It all ended in an unprecedented public apology from festival organizers, in which they said that the photographer's behaviour was an act of "overt racism."

In hindsight, the blow that Pimienta struck for herself and "brown girls to the front" was an early sign the culture was shifting. No one could have predicted just how seismic those changes would be. From the fallout of #metoo and the pervasiveness of sexual assault and harassment, to the continued #sowhite marginalization of minority viewpoints, the final quarter of 2017 has been an emotional marathon for anyone with a heart. But from these despairing moments came, for marginalized people, and in particular women of colour, a rare opening to be heard louder than ever.

This is, finally, Lido Pimienta's moment. La Papessa was produced in 2015 and released in 2016, well before the current cultural upheaval. She is not writing reactionary music, as many artists have done this year. She was already living the realities that a white majority is now realizing still exist. The story of the "Aryan specimen" stemmed, she said, from an incident in 2005, two weeks after she had arrived in Canada. He "told me to go back to my country."

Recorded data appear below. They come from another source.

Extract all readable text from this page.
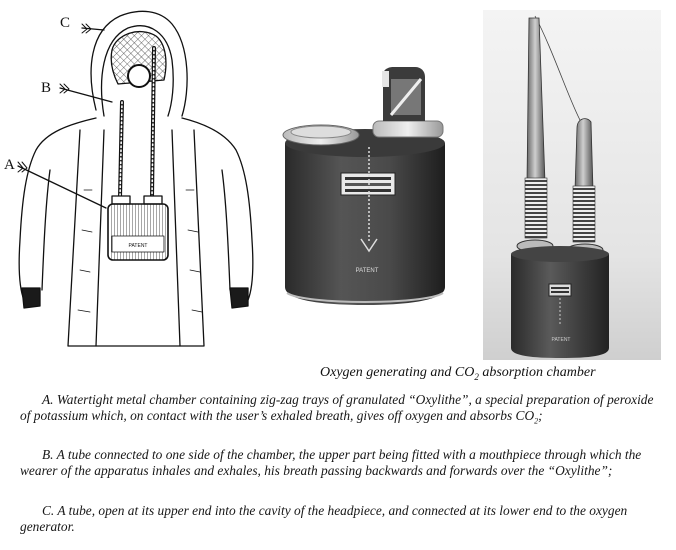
PATENT
C
B
A
PATENT
PATENT
Oxygen generating and $CO_2$ absorption chamber

A. Watertight metal chamber containing zig-zag trays of granulated “Oxylithe”, a special preparation of peroxide of potassium which, on contact with the user’s exhaled breath, gives off oxygen and absorbs $CO_2$;

B. A tube connected to one side of the chamber, the upper part being fitted with a mouthpiece through which the wearer of the apparatus inhales and exhales, his breath passing backwards and forwards over the “Oxylithe”;

C. A tube, open at its upper end into the cavity of the headpiece, and connected at its lower end to the oxygen generator.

Pimienta's performances provide the perfect antidote to the kinds of overt racism she so clearly distills in her music and activism. Do a Google image search for "pimienta sappyfest." You will find the most joyous of pictures, the one of Pimienta singing while four young, black fans dance on stage right alongside her. All she wanted to do at that concert in Halifax was what she got to do at a festival in Sackville, N.B.: Create a safe space for everyone to get down.

Pimienta has said some of the $50,000 purse from Polaris will go toward producing her next album, which is already titled Miss Colombia. The future is hers. Only now, she has our full attention.